Moskow bersedia membantu meredakan ketegangan di Mediterania timur tempat Siprus dan Yunani terlibat perselisihan dengan Turki mengenai hak maritim dan energi, kata Menteri Luar Negeri Rusia Sergei Lavrov pada Selasa.
“Rusia percaya bahwa eskalasi lebih lanjut tidak dapat diterima dan menyerukan semua pihak untuk menyelesaikan semua konflik secara eksklusif melalui dialog dan berdasarkan hukum internasional,” kata Lavrov.
“Kami siap memberikan bantuan dalam menyiapkan dialog ini jika para pihak memintanya.”
Ketegangan meningkat terkait aktivitas pengeboran maritim Turki, yang menurut Siprus dan sekutunya Yunani melanggar kedaulatan mereka.
Turki serta Yunani, Siprus, Perancis dan Italia baru-baru ini menggelar latihan militer, sehingga menimbulkan kekhawatiran bahwa pertempuran tersebut secara tidak sengaja dapat menyebabkan konflik.
Lavrov berada di Nicosia dan bertemu Presiden Nicos Anastasiades untuk merayakan 60 tahun kemerdekaan Siprus dan hubungan bilateral dengan Rusia.
Namun diplomat terkemuka Rusia juga mengambil kesempatan untuk mengamati pengaruh AS di wilayah tersebut, dan menyebutnya sebagai “orang luar”.
“Ada masalah lain yang menjadi perhatian kami mengenai situasi di Mediterania timur… seperti Amerika Serikat yang berusaha menciptakan garis (pemisahan) dan berkontribusi terhadap konflik dibandingkan solusi damai,” kata Lavrov.
“Ini adalah fakta yang sangat menyedihkan, karena di Mediterania timur, diperlukan pendekatan lain, cara-cara damai untuk memajukan kepentingan.”
Meskipun Lavrov tidak menjelaskan lebih lanjut, komentar tersebut muncul setelah Washington mencabut sebagian embargo senjata yang telah berlangsung selama 33 tahun terhadap Siprus.
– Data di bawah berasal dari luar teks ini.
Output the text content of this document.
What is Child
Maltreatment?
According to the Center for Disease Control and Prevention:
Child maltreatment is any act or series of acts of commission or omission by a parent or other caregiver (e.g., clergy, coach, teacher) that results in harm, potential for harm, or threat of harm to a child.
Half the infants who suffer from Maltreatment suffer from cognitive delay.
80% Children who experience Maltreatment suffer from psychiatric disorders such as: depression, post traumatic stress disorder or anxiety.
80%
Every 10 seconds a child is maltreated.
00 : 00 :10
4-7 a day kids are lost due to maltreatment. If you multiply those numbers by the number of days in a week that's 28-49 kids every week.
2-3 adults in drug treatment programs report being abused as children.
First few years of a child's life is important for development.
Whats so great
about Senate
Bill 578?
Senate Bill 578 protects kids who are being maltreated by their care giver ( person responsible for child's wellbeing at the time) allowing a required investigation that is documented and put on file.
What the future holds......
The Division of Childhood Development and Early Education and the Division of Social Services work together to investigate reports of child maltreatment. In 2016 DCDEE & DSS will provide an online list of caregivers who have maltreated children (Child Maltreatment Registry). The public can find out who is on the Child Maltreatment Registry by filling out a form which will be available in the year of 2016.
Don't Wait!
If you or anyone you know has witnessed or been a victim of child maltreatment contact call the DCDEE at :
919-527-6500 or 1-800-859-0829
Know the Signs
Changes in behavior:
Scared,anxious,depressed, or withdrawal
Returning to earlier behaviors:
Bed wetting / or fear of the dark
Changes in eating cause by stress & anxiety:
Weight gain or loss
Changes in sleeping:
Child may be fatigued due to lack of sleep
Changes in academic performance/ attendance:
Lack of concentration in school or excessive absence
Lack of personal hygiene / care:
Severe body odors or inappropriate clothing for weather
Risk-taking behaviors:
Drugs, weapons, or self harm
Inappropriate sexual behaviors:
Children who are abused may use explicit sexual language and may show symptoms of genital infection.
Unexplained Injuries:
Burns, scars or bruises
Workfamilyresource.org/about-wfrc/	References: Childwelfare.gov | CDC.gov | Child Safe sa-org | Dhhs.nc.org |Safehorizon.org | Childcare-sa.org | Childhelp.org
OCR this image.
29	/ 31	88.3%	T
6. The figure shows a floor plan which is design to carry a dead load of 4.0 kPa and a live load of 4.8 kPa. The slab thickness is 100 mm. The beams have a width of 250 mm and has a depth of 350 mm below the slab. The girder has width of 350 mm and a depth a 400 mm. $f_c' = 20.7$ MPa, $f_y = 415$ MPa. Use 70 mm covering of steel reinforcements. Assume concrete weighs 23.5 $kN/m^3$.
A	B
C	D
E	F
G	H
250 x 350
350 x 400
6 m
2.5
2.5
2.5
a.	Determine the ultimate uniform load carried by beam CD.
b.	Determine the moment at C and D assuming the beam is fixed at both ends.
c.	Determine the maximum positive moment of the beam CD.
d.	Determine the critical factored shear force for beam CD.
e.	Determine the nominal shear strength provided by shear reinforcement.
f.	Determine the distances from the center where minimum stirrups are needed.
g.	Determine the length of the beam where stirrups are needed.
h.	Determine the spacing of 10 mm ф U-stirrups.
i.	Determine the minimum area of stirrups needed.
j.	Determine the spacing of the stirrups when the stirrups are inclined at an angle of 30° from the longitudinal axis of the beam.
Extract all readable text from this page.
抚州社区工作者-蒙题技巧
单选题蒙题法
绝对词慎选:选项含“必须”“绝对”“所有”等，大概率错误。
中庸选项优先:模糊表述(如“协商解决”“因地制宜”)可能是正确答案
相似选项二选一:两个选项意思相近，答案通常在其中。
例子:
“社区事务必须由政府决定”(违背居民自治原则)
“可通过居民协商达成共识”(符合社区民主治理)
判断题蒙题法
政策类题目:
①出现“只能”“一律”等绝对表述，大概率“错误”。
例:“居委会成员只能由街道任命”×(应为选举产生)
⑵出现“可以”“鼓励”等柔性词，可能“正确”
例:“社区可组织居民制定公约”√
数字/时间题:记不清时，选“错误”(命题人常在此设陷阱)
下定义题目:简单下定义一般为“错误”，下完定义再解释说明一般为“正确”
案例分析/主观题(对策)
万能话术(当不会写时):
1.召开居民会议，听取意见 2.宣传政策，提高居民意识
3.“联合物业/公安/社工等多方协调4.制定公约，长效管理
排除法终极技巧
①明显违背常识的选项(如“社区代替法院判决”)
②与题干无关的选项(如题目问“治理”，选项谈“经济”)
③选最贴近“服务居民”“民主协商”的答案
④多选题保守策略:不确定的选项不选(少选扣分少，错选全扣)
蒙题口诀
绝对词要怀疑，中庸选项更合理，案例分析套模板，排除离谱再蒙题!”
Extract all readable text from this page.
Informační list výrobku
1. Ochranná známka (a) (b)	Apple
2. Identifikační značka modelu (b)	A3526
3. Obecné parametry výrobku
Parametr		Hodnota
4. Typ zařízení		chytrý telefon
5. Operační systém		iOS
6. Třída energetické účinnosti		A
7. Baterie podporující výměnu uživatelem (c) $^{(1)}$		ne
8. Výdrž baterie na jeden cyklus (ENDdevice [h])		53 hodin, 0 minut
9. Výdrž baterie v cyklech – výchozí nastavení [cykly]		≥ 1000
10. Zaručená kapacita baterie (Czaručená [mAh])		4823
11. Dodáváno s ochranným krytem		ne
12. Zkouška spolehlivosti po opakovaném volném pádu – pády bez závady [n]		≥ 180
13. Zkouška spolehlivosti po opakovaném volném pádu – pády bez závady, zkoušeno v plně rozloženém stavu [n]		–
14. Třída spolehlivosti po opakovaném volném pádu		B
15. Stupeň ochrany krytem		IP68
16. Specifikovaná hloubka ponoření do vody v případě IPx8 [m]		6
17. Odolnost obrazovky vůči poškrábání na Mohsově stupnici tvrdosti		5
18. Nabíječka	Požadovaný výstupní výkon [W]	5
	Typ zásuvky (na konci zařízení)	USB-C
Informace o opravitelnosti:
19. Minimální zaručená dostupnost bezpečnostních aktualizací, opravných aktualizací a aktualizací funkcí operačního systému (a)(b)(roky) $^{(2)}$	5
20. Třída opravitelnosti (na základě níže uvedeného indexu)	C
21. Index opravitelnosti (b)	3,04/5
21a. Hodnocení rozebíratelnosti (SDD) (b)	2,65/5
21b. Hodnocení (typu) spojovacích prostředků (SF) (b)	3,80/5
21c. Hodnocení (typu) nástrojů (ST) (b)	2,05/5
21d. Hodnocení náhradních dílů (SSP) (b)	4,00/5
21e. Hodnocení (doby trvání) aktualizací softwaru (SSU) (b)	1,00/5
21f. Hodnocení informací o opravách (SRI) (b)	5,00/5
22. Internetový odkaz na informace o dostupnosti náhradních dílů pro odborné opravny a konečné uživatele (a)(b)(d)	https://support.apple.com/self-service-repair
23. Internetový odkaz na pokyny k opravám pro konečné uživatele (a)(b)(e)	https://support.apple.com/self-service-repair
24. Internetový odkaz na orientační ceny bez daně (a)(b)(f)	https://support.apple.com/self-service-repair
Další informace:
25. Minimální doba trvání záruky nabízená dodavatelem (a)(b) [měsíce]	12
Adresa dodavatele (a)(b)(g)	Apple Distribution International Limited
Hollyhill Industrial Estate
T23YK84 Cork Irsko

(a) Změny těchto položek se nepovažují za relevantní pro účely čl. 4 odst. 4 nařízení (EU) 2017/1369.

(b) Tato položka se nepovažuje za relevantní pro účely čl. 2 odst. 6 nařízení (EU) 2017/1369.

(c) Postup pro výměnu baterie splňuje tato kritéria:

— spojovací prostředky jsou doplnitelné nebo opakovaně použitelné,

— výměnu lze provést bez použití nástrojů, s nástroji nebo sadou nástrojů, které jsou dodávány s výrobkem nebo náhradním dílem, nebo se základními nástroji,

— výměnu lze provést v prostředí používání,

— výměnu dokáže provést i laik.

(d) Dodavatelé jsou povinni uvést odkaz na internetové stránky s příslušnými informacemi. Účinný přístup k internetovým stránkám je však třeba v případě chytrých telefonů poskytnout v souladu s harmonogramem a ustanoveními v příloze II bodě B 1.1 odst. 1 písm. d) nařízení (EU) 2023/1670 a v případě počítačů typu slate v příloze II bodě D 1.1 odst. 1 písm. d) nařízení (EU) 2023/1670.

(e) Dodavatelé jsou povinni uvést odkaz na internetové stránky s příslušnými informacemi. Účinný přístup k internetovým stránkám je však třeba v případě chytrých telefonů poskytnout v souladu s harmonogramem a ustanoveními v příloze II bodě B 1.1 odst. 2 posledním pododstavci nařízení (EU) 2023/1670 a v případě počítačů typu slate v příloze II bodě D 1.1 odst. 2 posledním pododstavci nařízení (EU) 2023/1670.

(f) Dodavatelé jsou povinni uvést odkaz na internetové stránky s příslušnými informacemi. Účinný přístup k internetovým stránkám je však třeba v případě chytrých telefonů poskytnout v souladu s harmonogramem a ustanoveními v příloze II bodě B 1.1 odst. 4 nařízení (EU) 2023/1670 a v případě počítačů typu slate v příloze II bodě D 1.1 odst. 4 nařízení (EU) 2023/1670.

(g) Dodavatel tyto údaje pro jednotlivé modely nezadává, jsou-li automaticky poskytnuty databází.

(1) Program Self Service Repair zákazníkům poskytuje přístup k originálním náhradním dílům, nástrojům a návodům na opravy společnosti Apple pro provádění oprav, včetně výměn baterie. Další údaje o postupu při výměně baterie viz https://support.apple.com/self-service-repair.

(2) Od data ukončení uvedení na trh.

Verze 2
Hal ini merupakan bagian dari kemitraan yang lebih luas untuk mendorong hubungan energi dan keamanan yang lebih erat antara Washington dan Siprus, Yunani dan Israel.
Dalam wawancara dengan AFP pekan lalu, Anastasiades memuji langkah “positif” Amerika Serikat yang mengizinkan penjualan peralatan militer tidak mematikan.
Namun, ia menolak permintaan Duta Besar AS Judith Garber untuk menolak akses kapal militer Rusia ke pelabuhan Siprus untuk bahan bakar dan layanan lainnya.
Sebagai negara kecil yang masih berada di bawah pendudukan, Siprus harus menjaga “hubungan baik dengan semua anggota tetap Dewan Keamanan PBB”, tegasnya.
Kunjungan kapal militer semacam itu “selalu diterima selama mereka tidak menggunakan pelabuhan kita untuk menyerang tetangga kita,” katanya.
Siprus telah terpecah sejak tahun 1974, ketika Turki merebut sepertiga wilayah utaranya sebagai tanggapan atas kudeta yang direkayasa oleh junta militer yang saat itu berkuasa di Athena dan berupaya menyatukan pulau itu dengan Yunani.
Bagian yang memisahkan diri mendeklarasikan dirinya sebagai Republik Turki Siprus Utara, namun hanya diakui oleh Ankara. Perundingan yang terhenti selama beberapa dekade, sebagian besar di bawah perlindungan PBB, gagal menghasilkan rekonsiliasi.